The salience of the need for a supernatural,
metaphysical miracle, even for the viewers of the film, to prove that the
Virgin is really there in the story world, and, by fallacious implication in
1917 as a historical event apart from the film, almost eclipses importance of
the childlike faith of the children in the film. Only after the miracle has
occurred can the movie end; the viewers would not be satisfied otherwise. The need
of Maria, the bishop, the priest, and even the mayor to know definitively
that the Virgin is really there with the three children is a need that the film’s
viewers have as well. Even Lucia wants a
miracle; even she lapses in giving the need to convince the crowd any
importance, especially relative to the content of the Virgin’s message.
The important thing is to stop insulting God. Cyril and his followers in Agora
insult God with their hypocrisy in God’s name.

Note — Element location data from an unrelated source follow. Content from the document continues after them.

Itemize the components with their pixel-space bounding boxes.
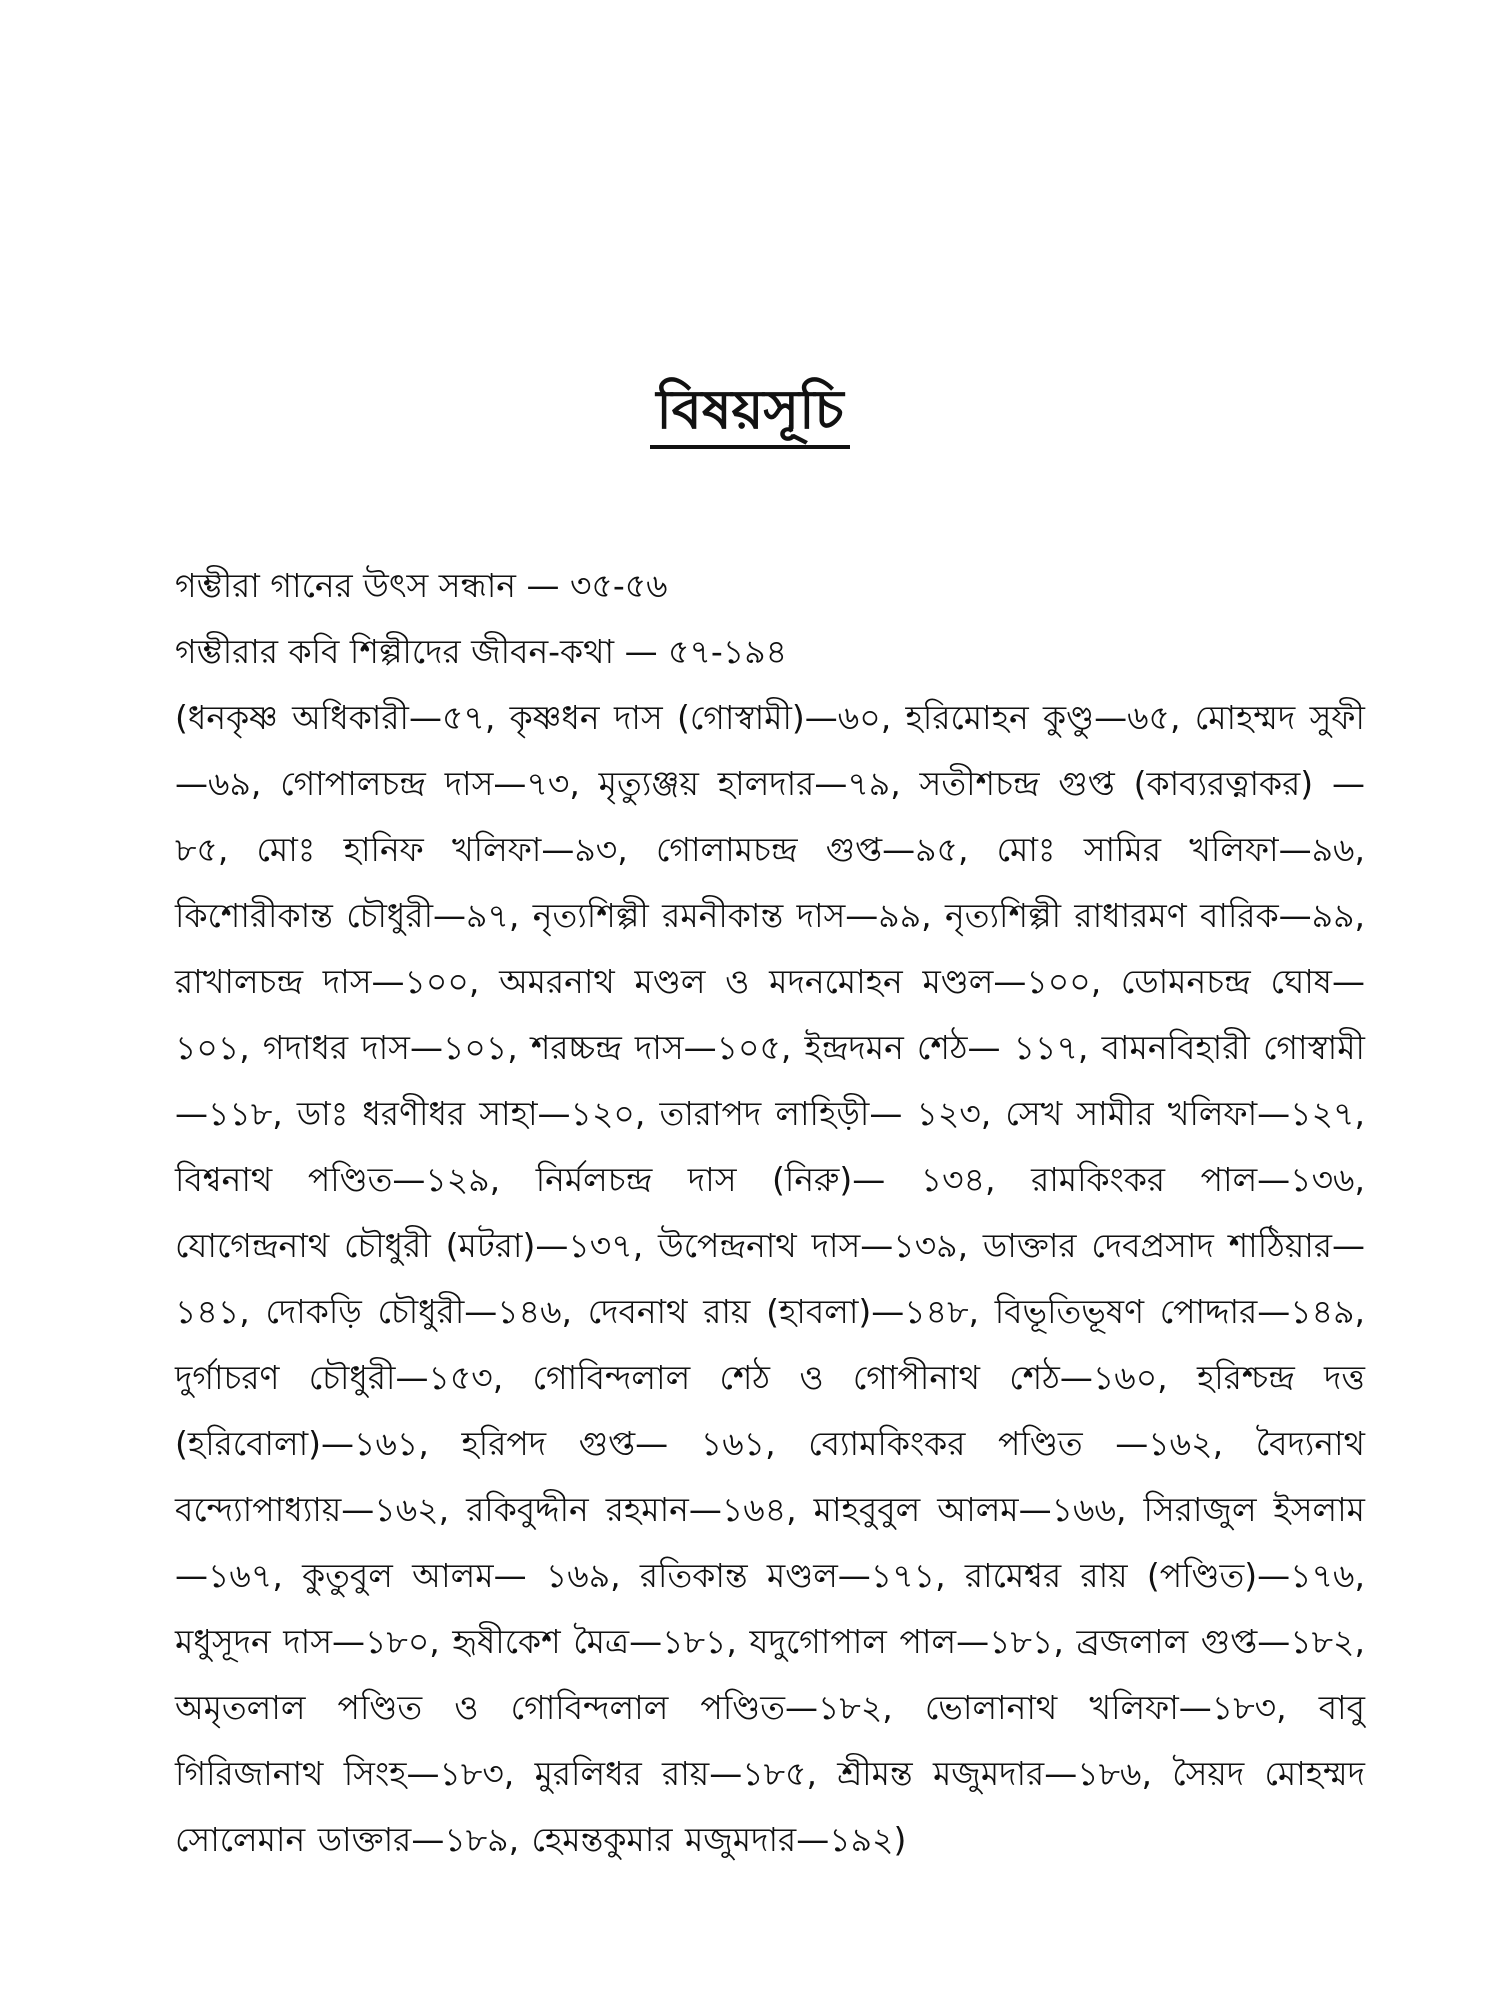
toc-entry-biographies: গম্ভীরার কবি শিল্পীদের জীবন-কথা — ৫৭-১৯৪	[175, 632, 788, 671]
page-title-container	[0, 378, 1500, 449]
toc-entry-origin: গম্ভীরা গানের উৎস সন্ধান — ৩৫-৫৬	[175, 566, 668, 605]
toc-biography-list: (ধনকৃষ্ণ অধিকারী—৫৭, কৃষ্ণধন দাস (গোস্বামী)—৬০, হরিমোহন কুণ্ডু—৬৫, মোহম্মদ সুফী—৬৯, গোপালচন্দ্র দাস—৭৩, মৃত্যুঞ্জয় হালদার—৭৯, সতীশচন্দ্র গুপ্ত (কাব্যরত্নাকর) —৮৫, মোঃ হানিফ খলিফা—৯৩, গোলামচন্দ্র গুপ্ত—৯৫, মোঃ সামির খলিফা—৯৬, কিশোরীকান্ত চৌধুরী—৯৭, নৃত্যশিল্পী রমনীকান্ত দাস—৯৯, নৃত্যশিল্পী রাধারমণ বারিক—৯৯, রাখালচন্দ্র দাস—১০০, অমরনাথ মণ্ডল ও মদনমোহন মণ্ডল—১০০, ডোমনচন্দ্র ঘোষ—১০১, গদাধর দাস—১০১, শরচ্চন্দ্র দাস—১০৫, ইন্দ্রদমন শেঠ— ১১৭, বামনবিহারী গোস্বামী—১১৮, ডাঃ ধরণীধর সাহা—১২০, তারাপদ লাহিড়ী— ১২৩, সেখ সামীর খলিফা—১২৭, বিশ্বনাথ পণ্ডিত—১২৯, নির্মলচন্দ্র দাস (নিরু)— ১৩৪, রামকিংকর পাল—১৩৬, যোগেন্দ্রনাথ চৌধুরী (মটরা)—১৩৭, উপেন্দ্রনাথ দাস—১৩৯, ডাক্তার দেবপ্রসাদ শাঠিয়ার—১৪১, দোকড়ি চৌধুরী—১৪৬, দেবনাথ রায় (হাবলা)—১৪৮, বিভূতিভূষণ পোদ্দার—১৪৯, দুর্গাচরণ চৌধুরী—১৫৩, গোবিন্দলাল শেঠ ও গোপীনাথ শেঠ—১৬০, হরিশ্চন্দ্র দত্ত (হরিবোলা)—১৬১, হরিপদ গুপ্ত— ১৬১, ব্যোমকিংকর পণ্ডিত —১৬২, বৈদ্যনাথ বন্দ্যোপাধ্যায়—১৬২, রকিবুদ্দীন রহমান—১৬৪, মাহবুবুল আলম—১৬৬, সিরাজুল ইসলাম—১৬৭, কুতুবুল আলম— ১৬৯, রতিকান্ত মণ্ডল—১৭১, রামেশ্বর রায় (পণ্ডিত)—১৭৬, মধুসূদন দাস—১৮০, হৃষীকেশ মৈত্র—১৮১, যদুগোপাল পাল—১৮১, ব্রজলাল গুপ্ত—১৮২, অমৃতলাল পণ্ডিত ও গোবিন্দলাল পণ্ডিত—১৮২, ভোলানাথ খলিফা—১৮৩, বাবু গিরিজানাথ সিংহ—১৮৩, মুরলিধর রায়—১৮৫, শ্রীমন্ত মজুমদার—১৮৬, সৈয়দ মোহম্মদ সোলেমান ডাক্তার—১৮৯, হেমন্তকুমার মজুমদার—১৯২)	[175, 698, 1365, 1859]
page-title: বিষয়সূচি	[650, 378, 849, 449]
table-of-contents	[175, 553, 1365, 1873]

Interestingly, witness accounts
in October, 1917 attest to the miracle of the Sun moving around in the sky and
even coming closer as a historical event, which could be seen from as far as 40
km away. It is tempting to let the metaphysical or religious actuality of
the Virgin Mary (or the historical or risen Jesus) be the focus; to be sure,
such a deviation from the children’s faith and the Virgin’s message is much
less damaging than is the violence by the Christians in Agora, for that
is antipodal to the way into the spiritual space of God’s “kingdom,” or way of
being. For it is God’s presence felt within and between people as love
especially when such love is not convenient that is of value in itself. Even
religious personages pale in comparison. In the Gospels, Jesus sets the Kingdom
of God as that for which he is tasked with orienting people. Within that
kingdom, the presence of the divine can be sensed, made possible by an inconvenient
love that expands human nature itself such that the human instinctual urge for
the divine can be more satisfied and perhaps even be fulfilled.